The non-binding shareholder vote is only advisory, so it will not derail the payments to Mr Lewis.

Meanwhile, in the UK, food sales grew 12 per cent at the company, whereas more discretionary categories such as clothing saw sales declines of 20 per cent. Fuel sales, which are excluded from the headline sales performance, declined by 50 per cent.

Following a sharp initial reduction, sales in general merchandise recovered through the quarter with some categories – toys, home, stationary and electrical – growing strongly year-on-year, as customers increasingly looked to add these items to their weekly shop.

Responding to the significantly increased demand for online shopping, Tesco has doubled its online capacity and is now fulfilling over 1.3 million orders per week.

Across the quarter as a whole, it delivered 12.6 million orders, including to a priority list of 590,000 vulnerable customers.

In addition to providing more delivery slots for customers, it said it also increased the availability of its click and collect service, which now represents around a quarter of online orders.

As a result, its online grocery business has grown from 9 per cent to more than 16 per cent of its total UK sales.

On Covid-19, Tesco said it has had to make significant changes to its operations which have led to a substantial increase in costs, with the main impact in the UK.

The majority of these costs relate to payroll which includes the provision of twelve weeks paid leave to 26,000 “vulnerable colleagues”, in addition to the recruitment of 47,000 temporary colleagues to cover absence and meet increased demand.

“We have also incurred costs in areas such as distribution, where we have needed to re-open previously mothballed distribution centres and property, where we have incurred costs to adapt the store environment and temporarily lost tenant income,” it said.

“The provision of safety-related consumables and personal protective equipment across all of our 3,628 stores in itself results in a charge of £65 million.

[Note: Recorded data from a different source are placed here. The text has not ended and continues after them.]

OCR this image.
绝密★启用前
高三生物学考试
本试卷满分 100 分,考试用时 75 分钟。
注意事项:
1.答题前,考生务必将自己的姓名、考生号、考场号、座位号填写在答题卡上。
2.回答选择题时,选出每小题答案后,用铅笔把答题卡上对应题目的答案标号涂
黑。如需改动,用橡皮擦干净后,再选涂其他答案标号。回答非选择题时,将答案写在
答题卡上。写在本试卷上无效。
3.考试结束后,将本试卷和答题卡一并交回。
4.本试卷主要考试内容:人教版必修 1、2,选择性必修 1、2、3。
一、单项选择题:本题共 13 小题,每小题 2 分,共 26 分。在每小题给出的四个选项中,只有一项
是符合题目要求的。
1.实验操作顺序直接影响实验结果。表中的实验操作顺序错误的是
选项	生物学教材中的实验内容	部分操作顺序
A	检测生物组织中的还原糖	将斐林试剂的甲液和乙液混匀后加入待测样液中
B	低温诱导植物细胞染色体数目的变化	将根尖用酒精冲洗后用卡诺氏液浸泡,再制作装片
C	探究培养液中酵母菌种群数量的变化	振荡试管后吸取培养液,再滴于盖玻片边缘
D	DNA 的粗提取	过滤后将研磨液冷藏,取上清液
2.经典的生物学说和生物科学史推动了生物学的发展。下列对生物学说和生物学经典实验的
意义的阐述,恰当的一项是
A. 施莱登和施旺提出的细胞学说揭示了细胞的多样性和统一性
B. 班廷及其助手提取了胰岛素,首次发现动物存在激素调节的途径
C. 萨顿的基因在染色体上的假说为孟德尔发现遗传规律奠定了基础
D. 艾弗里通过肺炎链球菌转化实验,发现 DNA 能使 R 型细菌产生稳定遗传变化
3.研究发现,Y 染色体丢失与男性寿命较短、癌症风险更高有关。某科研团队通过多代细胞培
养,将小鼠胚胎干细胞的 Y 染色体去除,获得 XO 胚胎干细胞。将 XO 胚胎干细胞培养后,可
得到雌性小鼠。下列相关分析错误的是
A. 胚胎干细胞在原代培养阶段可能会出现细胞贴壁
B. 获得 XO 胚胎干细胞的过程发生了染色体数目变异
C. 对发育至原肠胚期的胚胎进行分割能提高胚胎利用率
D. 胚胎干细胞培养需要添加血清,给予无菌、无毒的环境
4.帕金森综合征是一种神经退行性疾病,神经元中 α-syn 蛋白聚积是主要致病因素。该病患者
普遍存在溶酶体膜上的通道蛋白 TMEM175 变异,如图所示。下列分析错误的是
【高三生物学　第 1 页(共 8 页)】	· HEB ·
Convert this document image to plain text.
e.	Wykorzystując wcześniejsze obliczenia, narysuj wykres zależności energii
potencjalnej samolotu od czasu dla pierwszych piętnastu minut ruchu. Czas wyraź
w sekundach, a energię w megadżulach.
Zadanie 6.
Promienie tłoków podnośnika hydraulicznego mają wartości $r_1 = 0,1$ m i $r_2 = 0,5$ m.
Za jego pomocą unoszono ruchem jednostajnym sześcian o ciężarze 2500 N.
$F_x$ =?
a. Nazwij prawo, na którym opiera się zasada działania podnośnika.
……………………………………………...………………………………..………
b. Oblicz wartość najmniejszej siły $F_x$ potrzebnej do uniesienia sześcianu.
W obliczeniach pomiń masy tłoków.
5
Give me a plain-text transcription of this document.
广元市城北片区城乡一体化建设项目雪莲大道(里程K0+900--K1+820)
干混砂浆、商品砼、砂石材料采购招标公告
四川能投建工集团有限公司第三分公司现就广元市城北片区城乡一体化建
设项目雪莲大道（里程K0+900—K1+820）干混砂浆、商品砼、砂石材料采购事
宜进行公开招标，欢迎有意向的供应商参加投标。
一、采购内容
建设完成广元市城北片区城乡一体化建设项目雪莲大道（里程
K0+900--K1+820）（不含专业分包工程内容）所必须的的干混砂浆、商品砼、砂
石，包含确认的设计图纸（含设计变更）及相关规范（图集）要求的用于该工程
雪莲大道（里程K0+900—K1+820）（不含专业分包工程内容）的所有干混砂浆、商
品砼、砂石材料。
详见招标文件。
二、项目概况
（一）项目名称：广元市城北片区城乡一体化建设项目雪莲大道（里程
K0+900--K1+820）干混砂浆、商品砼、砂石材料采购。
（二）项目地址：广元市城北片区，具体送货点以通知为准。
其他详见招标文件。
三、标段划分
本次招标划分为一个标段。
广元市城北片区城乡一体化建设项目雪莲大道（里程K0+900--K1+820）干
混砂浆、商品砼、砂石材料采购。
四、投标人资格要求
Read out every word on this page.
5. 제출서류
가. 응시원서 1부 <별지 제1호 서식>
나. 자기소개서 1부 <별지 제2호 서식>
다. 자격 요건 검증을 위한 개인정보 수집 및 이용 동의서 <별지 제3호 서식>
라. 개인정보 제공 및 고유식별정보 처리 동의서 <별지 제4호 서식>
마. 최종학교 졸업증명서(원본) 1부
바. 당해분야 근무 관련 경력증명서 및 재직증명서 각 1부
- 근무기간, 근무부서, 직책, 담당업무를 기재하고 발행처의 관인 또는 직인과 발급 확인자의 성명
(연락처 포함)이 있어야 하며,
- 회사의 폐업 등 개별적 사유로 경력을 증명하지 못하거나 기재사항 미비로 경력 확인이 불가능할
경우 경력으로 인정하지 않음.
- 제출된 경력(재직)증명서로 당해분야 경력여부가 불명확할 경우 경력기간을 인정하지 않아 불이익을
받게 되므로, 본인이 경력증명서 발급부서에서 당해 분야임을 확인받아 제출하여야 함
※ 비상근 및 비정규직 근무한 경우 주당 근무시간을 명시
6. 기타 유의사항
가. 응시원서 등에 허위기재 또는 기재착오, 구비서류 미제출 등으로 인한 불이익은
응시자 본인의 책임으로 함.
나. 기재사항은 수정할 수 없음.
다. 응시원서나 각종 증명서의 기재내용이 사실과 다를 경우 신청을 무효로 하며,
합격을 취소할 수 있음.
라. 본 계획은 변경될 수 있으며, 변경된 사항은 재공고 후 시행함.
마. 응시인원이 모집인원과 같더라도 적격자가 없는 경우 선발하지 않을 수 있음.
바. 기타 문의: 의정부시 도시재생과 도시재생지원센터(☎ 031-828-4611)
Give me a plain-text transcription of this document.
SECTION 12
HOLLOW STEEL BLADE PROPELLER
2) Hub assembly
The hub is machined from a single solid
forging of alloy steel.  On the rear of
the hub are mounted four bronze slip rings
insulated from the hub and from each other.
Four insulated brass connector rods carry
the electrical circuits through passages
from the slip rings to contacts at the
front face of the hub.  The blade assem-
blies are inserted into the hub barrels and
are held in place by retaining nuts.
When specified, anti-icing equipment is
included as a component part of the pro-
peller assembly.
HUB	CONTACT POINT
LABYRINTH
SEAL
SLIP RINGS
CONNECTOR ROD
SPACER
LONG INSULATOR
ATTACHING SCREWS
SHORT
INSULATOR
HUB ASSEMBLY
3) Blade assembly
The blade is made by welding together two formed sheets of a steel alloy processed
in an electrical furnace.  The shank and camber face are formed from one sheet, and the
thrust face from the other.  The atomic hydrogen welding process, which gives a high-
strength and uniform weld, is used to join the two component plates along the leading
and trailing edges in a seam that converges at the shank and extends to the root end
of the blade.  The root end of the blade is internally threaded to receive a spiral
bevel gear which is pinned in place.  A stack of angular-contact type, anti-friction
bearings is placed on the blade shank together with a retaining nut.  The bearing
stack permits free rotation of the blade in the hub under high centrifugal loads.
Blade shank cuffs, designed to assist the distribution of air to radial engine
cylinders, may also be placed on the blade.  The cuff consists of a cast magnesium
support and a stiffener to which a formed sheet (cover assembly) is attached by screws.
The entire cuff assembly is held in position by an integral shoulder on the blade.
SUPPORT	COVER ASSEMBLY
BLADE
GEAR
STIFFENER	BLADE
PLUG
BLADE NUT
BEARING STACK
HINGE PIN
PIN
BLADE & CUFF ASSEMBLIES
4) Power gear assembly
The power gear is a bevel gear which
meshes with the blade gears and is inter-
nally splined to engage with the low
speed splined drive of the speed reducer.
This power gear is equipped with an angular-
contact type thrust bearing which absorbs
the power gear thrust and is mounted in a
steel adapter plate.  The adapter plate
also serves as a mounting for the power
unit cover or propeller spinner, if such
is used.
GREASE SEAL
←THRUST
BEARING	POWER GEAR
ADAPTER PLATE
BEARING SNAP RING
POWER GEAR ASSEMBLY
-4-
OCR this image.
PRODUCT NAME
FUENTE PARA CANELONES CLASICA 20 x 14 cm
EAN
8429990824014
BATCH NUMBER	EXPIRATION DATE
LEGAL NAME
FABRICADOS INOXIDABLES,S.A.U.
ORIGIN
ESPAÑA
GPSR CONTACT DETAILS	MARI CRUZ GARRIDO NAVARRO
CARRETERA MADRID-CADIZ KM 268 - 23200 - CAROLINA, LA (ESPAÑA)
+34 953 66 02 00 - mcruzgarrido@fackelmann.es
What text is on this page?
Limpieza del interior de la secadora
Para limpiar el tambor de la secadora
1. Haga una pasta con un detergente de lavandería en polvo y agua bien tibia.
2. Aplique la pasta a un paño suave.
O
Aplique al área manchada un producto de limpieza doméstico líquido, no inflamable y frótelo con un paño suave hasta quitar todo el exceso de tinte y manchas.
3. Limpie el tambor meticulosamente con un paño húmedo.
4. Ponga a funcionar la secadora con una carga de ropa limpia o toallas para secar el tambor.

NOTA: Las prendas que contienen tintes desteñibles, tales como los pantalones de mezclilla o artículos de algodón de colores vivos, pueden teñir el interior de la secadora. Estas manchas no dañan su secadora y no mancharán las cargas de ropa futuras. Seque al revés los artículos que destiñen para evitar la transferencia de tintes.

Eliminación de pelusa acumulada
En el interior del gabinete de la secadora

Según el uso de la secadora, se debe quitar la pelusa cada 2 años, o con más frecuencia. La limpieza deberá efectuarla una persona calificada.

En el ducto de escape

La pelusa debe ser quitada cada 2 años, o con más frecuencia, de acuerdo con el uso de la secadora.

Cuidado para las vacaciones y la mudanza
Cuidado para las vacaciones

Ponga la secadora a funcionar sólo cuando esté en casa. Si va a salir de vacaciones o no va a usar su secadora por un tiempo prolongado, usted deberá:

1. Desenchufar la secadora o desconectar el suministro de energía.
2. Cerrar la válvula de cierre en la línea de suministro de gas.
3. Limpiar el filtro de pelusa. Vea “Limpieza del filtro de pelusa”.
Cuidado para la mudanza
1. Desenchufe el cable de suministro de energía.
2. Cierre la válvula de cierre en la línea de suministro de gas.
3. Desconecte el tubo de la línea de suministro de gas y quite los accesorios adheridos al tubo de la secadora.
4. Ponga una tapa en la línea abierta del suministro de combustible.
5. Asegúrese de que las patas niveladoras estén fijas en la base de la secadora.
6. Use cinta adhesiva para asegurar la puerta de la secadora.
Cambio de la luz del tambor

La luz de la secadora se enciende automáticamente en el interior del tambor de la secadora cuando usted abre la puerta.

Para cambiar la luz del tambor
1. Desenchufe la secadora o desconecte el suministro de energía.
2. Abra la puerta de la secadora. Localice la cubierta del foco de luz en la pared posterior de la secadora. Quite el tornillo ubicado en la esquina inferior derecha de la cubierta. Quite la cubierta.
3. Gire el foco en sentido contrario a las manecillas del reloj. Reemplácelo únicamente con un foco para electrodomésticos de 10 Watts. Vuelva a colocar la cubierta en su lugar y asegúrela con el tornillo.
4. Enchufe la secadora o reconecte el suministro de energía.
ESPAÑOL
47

“In total, our latest estimate of incremental costs for the UK for the full year is £840 million. These costs will be partially mitigated by the UK business rates relief of £532 million and a contribution from additional food sales.”

In relation to outlook, the company said its current expectation is that retail operating profit in the current year is likely to be at a similar level to 2019/20 on a continuing operations basis.

However, it has increased its provision for potential bad debts at Tesco Bank and now expects to report a loss for the bank of between £175-200 million for the 2020/21 financial year.

Whilst headline profitability is impacted in the short term, the bank’s capital ratios and liquidity “remain strong”.